Several pusikim in this week’s parsha discuss the administering of malkos (lashes) to an individual who had violated specific mitzvos of the Torah. There are numerous halachos that govern the conduct of the shaliach Beis Din (officer of the court) as the malkos were to be given.
Among them is the instruction to give the malkos judiciously, counting each one carefully and stopping after the proper number of lashes. In fact, if even one extra lash was willfully given to the perpetrator (Devarim 25:3), the shliach Beis Din would himself be subject to lashes for violating his mandate to carefully administer the malkos.
Why Forty – or Thirty-Nine?
The Ramban offers two explanations as to the symbolism of forty lashes. He notes that the one receiving lashes violated the Torah that was given in forty days. Another reason for the number forty would be that this corresponds to the number of days that it takes a child to develop in the mother’s womb. According to this line of reasoning, the perpetrator is given lashes for failing to fulfill his purpose in being created (in forty days).
The exact number of lashes given, and the manner in which the number is presented in the Torah is the subject of some discussion. The gemorah (Makos 22a) explains that although the Torah states, “Arbaim yakenu – forty [lashes] shall he strike him” (Devarim 25:3), the actual number of lashes given was only thirty-nine. The gemorah notes that this is due to the fact that shliach Beis Din was instructed by the Torah to stop the lashes when we reached a count of forty – but before the fortieth lash was actually given.
A Powerful Message
Rabbi Moshe Sofer, known as the Chasam Sofer, maintains that the two reasons for the number forty offered by the Ramban offer a fascinating insight into our potential for spiritual growth.
He notes that the Torah was given after Moshe was in Mount Sinai for forty complete days (we see this from the miscalculation of the Jews regarding the exact timing of Moshe’s descent from Har Sinai; Shmos 32:1, see Rashi). The formation of a child takes place during the fortieth day – or after 39 full days. Therefore, says the Chasam Sofer, since the number of lashes delivered was actually thirty-nine, we can infer that the not realizing one’s potential is a greater sin than violating the Torah!

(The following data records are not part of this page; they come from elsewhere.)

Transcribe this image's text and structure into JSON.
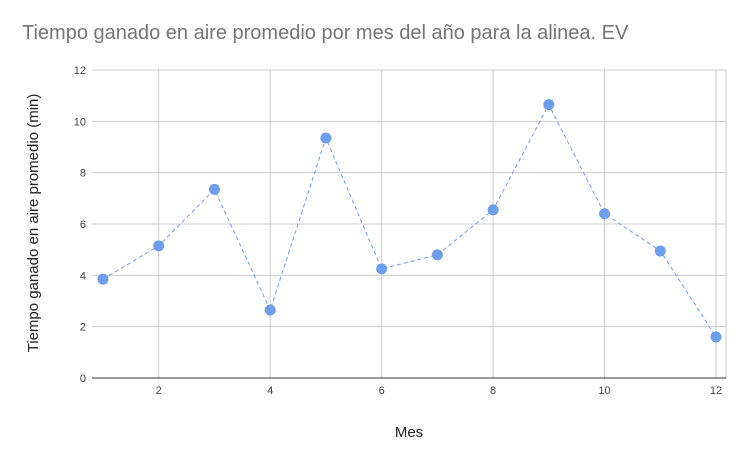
{
  "chart_data": {
    "type": "line",
    "title": "Tiempo ganado en aire promedio por mes del año para la alinea. EV",
    "xlabel": "Mes",
    "ylabel": "Tiempo ganado en aire promedio (min)",
    "xlim": [
      1,
      12
    ],
    "ylim": [
      0,
      12
    ],
    "x_ticks": [
      2,
      4,
      6,
      8,
      10,
      12
    ],
    "y_ticks": [
      0,
      2,
      4,
      6,
      8,
      10,
      12
    ],
    "grid": true,
    "series": [
      {
        "x": [
          1,
          2,
          3,
          4,
          5,
          6,
          7,
          8,
          9,
          10,
          11,
          12
        ],
        "values": [
          3.85,
          5.15,
          7.35,
          2.65,
          9.35,
          4.25,
          4.8,
          6.55,
          10.65,
          6.4,
          4.95,
          1.6
        ],
        "color": "#6d9eeb",
        "line_style": "dashed",
        "markers": true
      }
    ]
  }
}
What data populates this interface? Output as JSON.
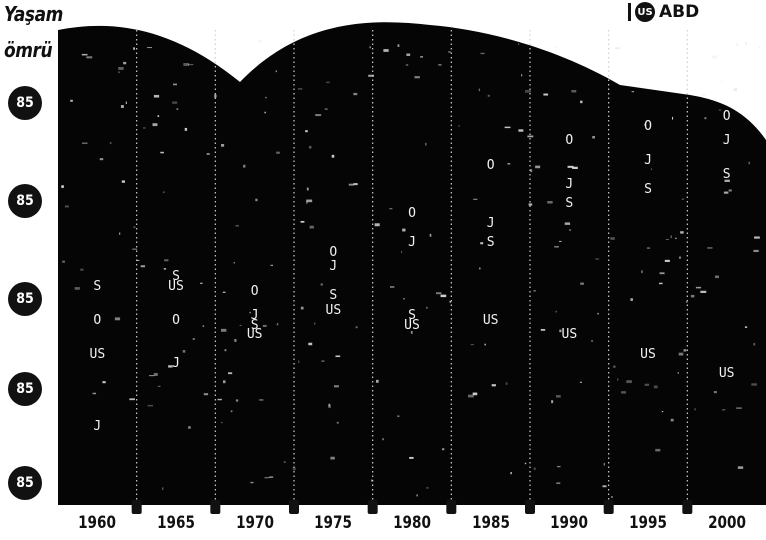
{
  "legend": {
    "code": "US",
    "label": "ABD"
  },
  "y_title": [
    "Yaşam",
    "ömrü"
  ],
  "y_badges": [
    "85",
    "85",
    "85",
    "85",
    "85"
  ],
  "chart_data": {
    "type": "scatter",
    "x_categories": [
      "1960",
      "1965",
      "1970",
      "1975",
      "1980",
      "1985",
      "1990",
      "1995",
      "2000"
    ],
    "ylabel": "Yaşam ömrü",
    "series": [
      {
        "name": "US",
        "values": [
          3.45,
          2.75,
          3.25,
          3.0,
          3.15,
          3.1,
          3.25,
          3.45,
          3.65
        ]
      },
      {
        "name": "J",
        "values": [
          4.2,
          3.55,
          3.05,
          2.55,
          2.3,
          2.1,
          1.7,
          1.45,
          1.25
        ]
      },
      {
        "name": "O",
        "values": [
          3.1,
          3.1,
          2.8,
          2.4,
          2.0,
          1.5,
          1.25,
          1.1,
          1.0
        ]
      },
      {
        "name": "S",
        "values": [
          2.75,
          2.65,
          3.15,
          2.85,
          3.05,
          2.3,
          1.9,
          1.75,
          1.6
        ]
      }
    ]
  }
}
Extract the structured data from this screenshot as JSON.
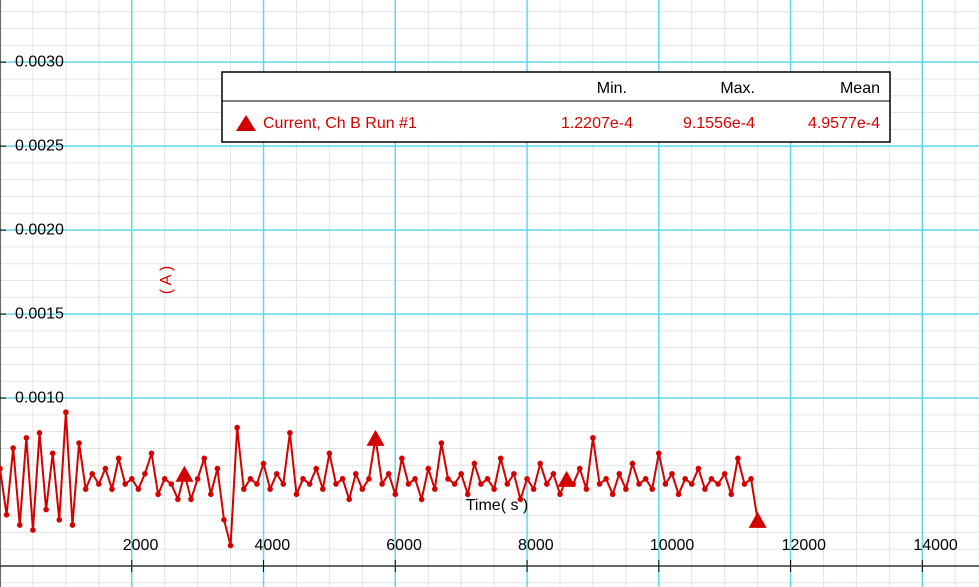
{
  "chart_data": {
    "type": "line",
    "y_label": "( A )",
    "x_label": "Time( s )",
    "xlim": [
      0,
      14860
    ],
    "ylim": [
      -0.000125,
      0.00337
    ],
    "xticks": [
      2000,
      4000,
      6000,
      8000,
      10000,
      12000,
      14000
    ],
    "yticks": [
      {
        "value": 0.001,
        "label": "0.0010"
      },
      {
        "value": 0.0015,
        "label": "0.0015"
      },
      {
        "value": 0.002,
        "label": "0.0020"
      },
      {
        "value": 0.0025,
        "label": "0.0025"
      },
      {
        "value": 0.003,
        "label": "0.0030"
      }
    ],
    "grid": true,
    "x": [
      0,
      100,
      200,
      300,
      400,
      500,
      600,
      700,
      800,
      900,
      1000,
      1100,
      1200,
      1300,
      1400,
      1500,
      1600,
      1700,
      1800,
      1900,
      2000,
      2100,
      2200,
      2300,
      2400,
      2500,
      2600,
      2700,
      2800,
      2900,
      3000,
      3100,
      3200,
      3300,
      3400,
      3500,
      3600,
      3700,
      3800,
      3900,
      4000,
      4100,
      4200,
      4300,
      4400,
      4500,
      4600,
      4700,
      4800,
      4900,
      5000,
      5100,
      5200,
      5300,
      5400,
      5500,
      5600,
      5700,
      5800,
      5900,
      6000,
      6100,
      6200,
      6300,
      6400,
      6500,
      6600,
      6700,
      6800,
      6900,
      7000,
      7100,
      7200,
      7300,
      7400,
      7500,
      7600,
      7700,
      7800,
      7900,
      8000,
      8100,
      8200,
      8300,
      8400,
      8500,
      8600,
      8700,
      8800,
      8900,
      9000,
      9100,
      9200,
      9300,
      9400,
      9500,
      9600,
      9700,
      9800,
      9900,
      10000,
      10100,
      10200,
      10300,
      10400,
      10500,
      10600,
      10700,
      10800,
      10900,
      11000,
      11100,
      11200,
      11300,
      11400,
      11500
    ],
    "series": [
      {
        "name": "Current, Ch B Run #1",
        "color": "#d40000",
        "values": [
          0.00058,
          0.000305,
          0.000702,
          0.000244,
          0.000763,
          0.000214,
          0.000793,
          0.000336,
          0.000671,
          0.000275,
          0.00091556,
          0.000244,
          0.000732,
          0.000458,
          0.000549,
          0.000488,
          0.00058,
          0.000458,
          0.000641,
          0.000488,
          0.000519,
          0.000458,
          0.000549,
          0.000671,
          0.000427,
          0.000519,
          0.000488,
          0.000397,
          0.000549,
          0.000397,
          0.000519,
          0.000641,
          0.000427,
          0.00058,
          0.000275,
          0.00012207,
          0.000824,
          0.000458,
          0.000519,
          0.000488,
          0.00061,
          0.000458,
          0.000549,
          0.000488,
          0.000793,
          0.000427,
          0.000519,
          0.000488,
          0.00058,
          0.000458,
          0.000671,
          0.000488,
          0.000519,
          0.000397,
          0.000549,
          0.000458,
          0.000519,
          0.000763,
          0.000488,
          0.000549,
          0.000427,
          0.000641,
          0.000488,
          0.000519,
          0.000397,
          0.00058,
          0.000458,
          0.000732,
          0.000519,
          0.000488,
          0.000549,
          0.000427,
          0.00061,
          0.000488,
          0.000519,
          0.000458,
          0.000641,
          0.000488,
          0.000549,
          0.000397,
          0.000519,
          0.000458,
          0.00061,
          0.000488,
          0.000549,
          0.000427,
          0.000519,
          0.000488,
          0.00058,
          0.000458,
          0.000763,
          0.000488,
          0.000519,
          0.000427,
          0.000549,
          0.000458,
          0.00061,
          0.000488,
          0.000519,
          0.000458,
          0.000671,
          0.000488,
          0.000549,
          0.000427,
          0.000519,
          0.000488,
          0.00058,
          0.000458,
          0.000519,
          0.000488,
          0.000549,
          0.000427,
          0.000641,
          0.000488,
          0.000519,
          0.000275
        ]
      }
    ],
    "stats": {
      "headers": [
        "Min.",
        "Max.",
        "Mean"
      ],
      "values": [
        0.00012207,
        0.00091556,
        0.00049577
      ],
      "value_labels": [
        "1.2207e-4",
        "9.1556e-4",
        "4.9577e-4"
      ]
    }
  }
}
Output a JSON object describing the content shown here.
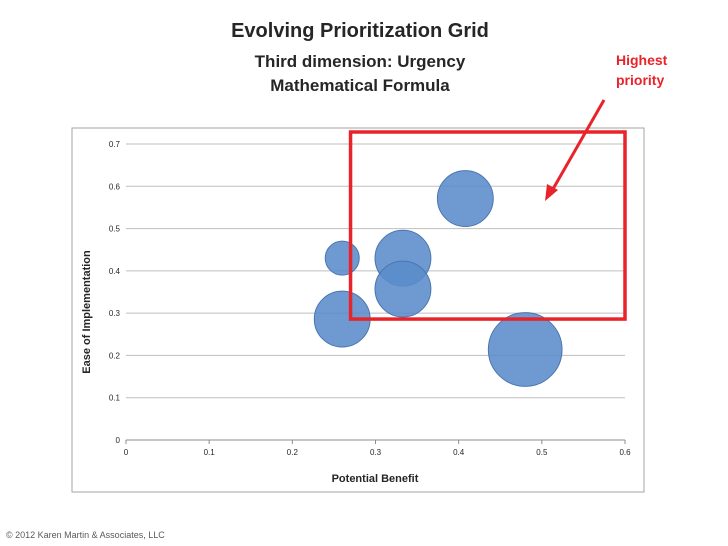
{
  "title": {
    "line1": "Evolving Prioritization Grid",
    "line2": "Third dimension: Urgency",
    "line3": "Mathematical Formula"
  },
  "annotation": {
    "text": "Highest priority",
    "color": "#e8232a"
  },
  "footer": "© 2012 Karen Martin & Associates, LLC",
  "colors": {
    "bubble": "#5b8ccb",
    "bubble_stroke": "#4a76b0",
    "highlight": "#e8232a",
    "grid": "#bfbfbf",
    "frame": "#a6a6a6"
  },
  "chart_data": {
    "type": "scatter",
    "subtype": "bubble",
    "xlabel": "Potential Benefit",
    "ylabel": "Ease of Implementation",
    "xlim": [
      0,
      0.6
    ],
    "ylim": [
      0,
      0.7
    ],
    "x_ticks": [
      "0",
      "0.1",
      "0.2",
      "0.3",
      "0.4",
      "0.5",
      "0.6"
    ],
    "y_ticks": [
      "0",
      "0.1",
      "0.2",
      "0.3",
      "0.4",
      "0.5",
      "0.6",
      "0.7"
    ],
    "grid": "horizontal",
    "points": [
      {
        "x": 0.26,
        "y": 0.43,
        "size": 1
      },
      {
        "x": 0.333,
        "y": 0.43,
        "size": 2.7
      },
      {
        "x": 0.333,
        "y": 0.357,
        "size": 2.7
      },
      {
        "x": 0.26,
        "y": 0.286,
        "size": 2.7
      },
      {
        "x": 0.408,
        "y": 0.571,
        "size": 2.7
      },
      {
        "x": 0.48,
        "y": 0.214,
        "size": 4.7
      }
    ],
    "highlight_region": {
      "x": [
        0.27,
        0.6
      ],
      "y": [
        0.286,
        0.7
      ]
    }
  }
}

I would like to suggest that this theme of spiritual growth – and the temporary failure to achieve that goal as it relates to the one receiving malkos – might be the reason for the insertion of the pasuk “Lo sachsom shor bedisho” (Devarim 25:5) immediately following the halachos of malkos. The Torah’s instruction to a farmer not to muzzle an ox while he is in the midst of threshing seems jarringly out of place in this sequence of pesukim. What is the connection between the two seemingly disparate topics of malkos and refraining from muzzling an animal?
I would like to suggest that the Torah is addressing the future of the person receiving the malkos. He had erred and hopefully will be looking to mend his ways and resume on his path to spiritual growth. He will be seeking guidance from the Torah – a road map to ensure that he will not stray from the proper path in the future.
The Torah offers the one who recently sinned a powerful image – that of an ox in a threshing room. The Torah commands a farmer to refrain from muzzling an ox in the threshing room since it would be considered cruel and unusual punishment to surround it with millions of kernels of grain and restrain it from eating any of them.
So too says the Torah to the sinner. It will be nearly impossible for you, surrounded by so many temptations in this materialistic world, to simply ‘muzzle yourself’ and refrain from all illicit activities. What a Torah Jew needs to do is to elevate him or herself from the animalistic tendencies we are born with and raise our eyes and hearts to Hashem. When we concentrate on our elevated neshama (soul) and focus on our spiritual growth, it will be so much easier to avoid sin and live a meaningful Torah life.